I wonder if EDB had a real person in mind when she wrote her character, perhaps even herself. EDB lived with her mother until her mother's death and then appears to have struggled to cope alone in the following years. She was eventually persuaded to move in with her friends and then never seems to have lived alone until she herself died.

Perhaps Jo and Mary-Lou were who EDB wanted to be, while Verity was much nearer the mark.

I’m just reading “Chalet School Wins the trick” Mary- Lou’s mum (Verity’s step mum) Doris has died. Everyone keeps going on about how weak and pathetic Verity is being, but her dad had died a couple of years before I think. Then some of the senior girls start discussing V and M-L in general, they are basically bitching about V. I’m reading it like 😡😡

Tanith · 07/05/2023 16:58

Gremlinsateit · 07/05/2023 02:22

Re weird antipathy - anti-German sentiment was pretty strong in the post-war years. Verity’s real-life contemporaries would have been bombed and/or lost family and friends, and been exposed to wartime propaganda and then revelations about the Holocaust. To like aspects of German culture was seen as unpatriotic. EBD would not have been in the majority on this issue at the time.

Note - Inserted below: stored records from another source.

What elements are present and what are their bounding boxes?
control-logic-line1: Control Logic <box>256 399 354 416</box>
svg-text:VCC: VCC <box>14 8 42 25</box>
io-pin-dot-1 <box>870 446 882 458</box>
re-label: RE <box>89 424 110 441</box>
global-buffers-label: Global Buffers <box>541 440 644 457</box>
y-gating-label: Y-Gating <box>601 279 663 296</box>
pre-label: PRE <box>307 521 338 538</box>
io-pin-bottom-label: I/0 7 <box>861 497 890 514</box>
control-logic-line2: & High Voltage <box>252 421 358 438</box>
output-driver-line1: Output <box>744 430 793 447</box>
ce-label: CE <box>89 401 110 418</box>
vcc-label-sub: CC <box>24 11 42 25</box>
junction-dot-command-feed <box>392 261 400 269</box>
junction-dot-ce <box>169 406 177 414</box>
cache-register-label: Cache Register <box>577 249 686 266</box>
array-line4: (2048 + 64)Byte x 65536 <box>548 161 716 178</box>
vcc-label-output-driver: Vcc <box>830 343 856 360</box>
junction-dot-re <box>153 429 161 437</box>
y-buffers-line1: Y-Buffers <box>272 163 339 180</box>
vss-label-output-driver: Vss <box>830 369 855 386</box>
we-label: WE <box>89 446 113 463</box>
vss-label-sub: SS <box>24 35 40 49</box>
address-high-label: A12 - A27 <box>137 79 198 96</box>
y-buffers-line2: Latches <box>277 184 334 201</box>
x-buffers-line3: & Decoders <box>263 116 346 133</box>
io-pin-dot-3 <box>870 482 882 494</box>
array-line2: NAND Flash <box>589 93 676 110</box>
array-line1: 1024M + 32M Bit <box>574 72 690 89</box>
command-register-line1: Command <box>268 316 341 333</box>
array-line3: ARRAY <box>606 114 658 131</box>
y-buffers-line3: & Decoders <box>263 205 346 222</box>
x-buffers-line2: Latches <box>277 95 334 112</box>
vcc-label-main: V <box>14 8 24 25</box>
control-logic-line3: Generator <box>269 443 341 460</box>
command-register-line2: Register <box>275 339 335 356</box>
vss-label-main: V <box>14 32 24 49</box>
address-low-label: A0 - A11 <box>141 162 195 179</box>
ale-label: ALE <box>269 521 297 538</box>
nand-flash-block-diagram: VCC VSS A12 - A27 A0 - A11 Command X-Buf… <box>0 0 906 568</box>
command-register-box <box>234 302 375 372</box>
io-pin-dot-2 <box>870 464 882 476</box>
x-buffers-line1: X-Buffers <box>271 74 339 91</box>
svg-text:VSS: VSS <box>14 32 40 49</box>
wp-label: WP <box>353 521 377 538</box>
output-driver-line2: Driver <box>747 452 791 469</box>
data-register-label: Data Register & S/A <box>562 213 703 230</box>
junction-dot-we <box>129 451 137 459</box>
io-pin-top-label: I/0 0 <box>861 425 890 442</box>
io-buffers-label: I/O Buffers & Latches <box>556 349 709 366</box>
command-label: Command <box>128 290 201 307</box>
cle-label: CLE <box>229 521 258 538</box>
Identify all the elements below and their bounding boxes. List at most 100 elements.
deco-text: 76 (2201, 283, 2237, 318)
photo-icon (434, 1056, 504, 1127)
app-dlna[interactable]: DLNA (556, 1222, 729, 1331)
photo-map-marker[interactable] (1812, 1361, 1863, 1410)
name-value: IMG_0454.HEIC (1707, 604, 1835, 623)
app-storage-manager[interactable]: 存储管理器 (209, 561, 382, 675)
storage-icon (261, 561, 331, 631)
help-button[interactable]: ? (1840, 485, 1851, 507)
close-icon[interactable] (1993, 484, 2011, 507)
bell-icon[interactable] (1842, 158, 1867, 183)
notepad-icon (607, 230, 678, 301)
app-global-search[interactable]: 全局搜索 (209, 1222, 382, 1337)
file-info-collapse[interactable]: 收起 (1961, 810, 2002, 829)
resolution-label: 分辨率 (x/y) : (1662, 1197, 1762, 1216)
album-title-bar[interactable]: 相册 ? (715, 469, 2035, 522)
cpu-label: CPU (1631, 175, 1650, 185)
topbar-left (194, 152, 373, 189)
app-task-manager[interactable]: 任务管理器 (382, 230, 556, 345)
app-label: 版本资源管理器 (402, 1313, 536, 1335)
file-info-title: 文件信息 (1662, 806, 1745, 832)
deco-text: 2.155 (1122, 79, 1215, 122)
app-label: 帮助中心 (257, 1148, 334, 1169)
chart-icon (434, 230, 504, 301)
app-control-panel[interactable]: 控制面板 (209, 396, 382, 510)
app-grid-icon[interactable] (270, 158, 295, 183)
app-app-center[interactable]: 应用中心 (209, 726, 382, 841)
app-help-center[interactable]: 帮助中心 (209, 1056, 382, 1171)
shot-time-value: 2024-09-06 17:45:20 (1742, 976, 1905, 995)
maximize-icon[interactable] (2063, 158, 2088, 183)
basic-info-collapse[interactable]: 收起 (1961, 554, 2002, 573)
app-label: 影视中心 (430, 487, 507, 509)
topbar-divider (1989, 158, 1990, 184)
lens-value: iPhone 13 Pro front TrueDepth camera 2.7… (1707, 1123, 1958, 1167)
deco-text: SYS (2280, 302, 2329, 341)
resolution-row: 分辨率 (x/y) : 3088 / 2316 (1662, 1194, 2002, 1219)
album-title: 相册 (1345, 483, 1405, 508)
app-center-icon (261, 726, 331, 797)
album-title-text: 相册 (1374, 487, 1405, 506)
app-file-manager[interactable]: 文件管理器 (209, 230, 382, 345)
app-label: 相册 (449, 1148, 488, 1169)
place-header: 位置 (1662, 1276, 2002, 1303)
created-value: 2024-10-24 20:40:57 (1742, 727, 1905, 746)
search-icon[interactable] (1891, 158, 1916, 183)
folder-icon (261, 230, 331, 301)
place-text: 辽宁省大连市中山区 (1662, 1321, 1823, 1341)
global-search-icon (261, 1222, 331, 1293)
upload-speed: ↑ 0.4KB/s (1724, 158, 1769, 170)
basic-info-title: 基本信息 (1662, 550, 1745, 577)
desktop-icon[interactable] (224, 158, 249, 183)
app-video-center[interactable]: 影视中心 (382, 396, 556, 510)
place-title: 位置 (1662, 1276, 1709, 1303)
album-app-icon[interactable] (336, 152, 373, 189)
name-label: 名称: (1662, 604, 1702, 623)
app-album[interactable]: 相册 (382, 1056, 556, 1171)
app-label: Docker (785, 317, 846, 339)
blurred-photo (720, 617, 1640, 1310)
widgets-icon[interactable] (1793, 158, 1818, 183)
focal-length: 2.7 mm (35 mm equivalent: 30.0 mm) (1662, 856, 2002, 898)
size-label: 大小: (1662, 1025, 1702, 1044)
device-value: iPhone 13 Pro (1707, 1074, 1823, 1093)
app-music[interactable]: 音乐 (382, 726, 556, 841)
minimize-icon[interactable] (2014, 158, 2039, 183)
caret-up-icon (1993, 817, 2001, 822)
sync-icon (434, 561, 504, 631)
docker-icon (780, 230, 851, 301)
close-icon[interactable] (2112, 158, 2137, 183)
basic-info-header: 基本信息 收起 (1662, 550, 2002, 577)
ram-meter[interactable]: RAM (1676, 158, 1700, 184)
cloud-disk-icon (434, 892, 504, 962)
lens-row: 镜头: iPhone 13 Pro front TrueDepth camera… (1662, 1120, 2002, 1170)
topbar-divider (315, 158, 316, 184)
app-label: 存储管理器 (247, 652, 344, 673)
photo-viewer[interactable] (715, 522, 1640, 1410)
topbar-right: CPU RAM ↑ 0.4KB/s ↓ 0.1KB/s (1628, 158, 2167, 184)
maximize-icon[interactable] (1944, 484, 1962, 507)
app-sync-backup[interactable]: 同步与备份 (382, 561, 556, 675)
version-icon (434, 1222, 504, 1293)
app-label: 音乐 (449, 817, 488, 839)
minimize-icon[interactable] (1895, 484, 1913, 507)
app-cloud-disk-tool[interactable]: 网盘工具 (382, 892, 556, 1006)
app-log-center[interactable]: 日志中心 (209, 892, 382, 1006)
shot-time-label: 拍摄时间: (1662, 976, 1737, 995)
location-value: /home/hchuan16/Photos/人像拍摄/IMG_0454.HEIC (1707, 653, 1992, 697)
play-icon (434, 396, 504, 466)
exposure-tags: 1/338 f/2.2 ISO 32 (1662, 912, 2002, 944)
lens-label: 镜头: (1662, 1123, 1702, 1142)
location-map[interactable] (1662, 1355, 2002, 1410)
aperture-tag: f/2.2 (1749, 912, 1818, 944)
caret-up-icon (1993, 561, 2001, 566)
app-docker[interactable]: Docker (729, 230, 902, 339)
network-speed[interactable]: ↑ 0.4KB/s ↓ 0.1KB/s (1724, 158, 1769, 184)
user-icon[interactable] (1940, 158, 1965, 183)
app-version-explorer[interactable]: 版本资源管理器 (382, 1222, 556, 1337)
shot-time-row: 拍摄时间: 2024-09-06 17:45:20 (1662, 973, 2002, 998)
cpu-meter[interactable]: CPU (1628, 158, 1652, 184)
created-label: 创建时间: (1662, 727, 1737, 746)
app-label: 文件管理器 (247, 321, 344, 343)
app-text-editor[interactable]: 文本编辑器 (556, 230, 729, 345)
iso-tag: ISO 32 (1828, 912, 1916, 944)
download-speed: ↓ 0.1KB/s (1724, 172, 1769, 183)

That's true, but her stubbornness at age 10 in refusing to sing a Bach carol, even when under intolerable pressure from every member of the school to capitulate, is unusual.

CrackedLookingGlass · 07/05/2023 17:23

Tanith · 07/05/2023 16:58

That's true, but her stubbornness at age 10 in refusing to sing a Bach carol, even when under intolerable pressure from every member of the school to capitulate, is unusual.

I think she’d have felt backed up by society as a whole, and potentially everyone else she knew outside the CS, though, so perhaps less unusual if she only felt she was resisting the specific environment of a new school she wasn’t too keen on, and which she still thought weird.

I tend to think that the complete amenability of all CS girls and staff in matters German during and in the aftermath of the war was deeply unrealistic of EBD, given that the vast majority of the girls are British and ‘new’ in the sense that they hadn’t attended the school in its Tyrol incarnation, so wouldn’t have been likely to have had German/Austrian friends, to have a sentimental attachment to a German-speaking part of the world, or to know of German or Austrian people who didn’t support the Nazi regime.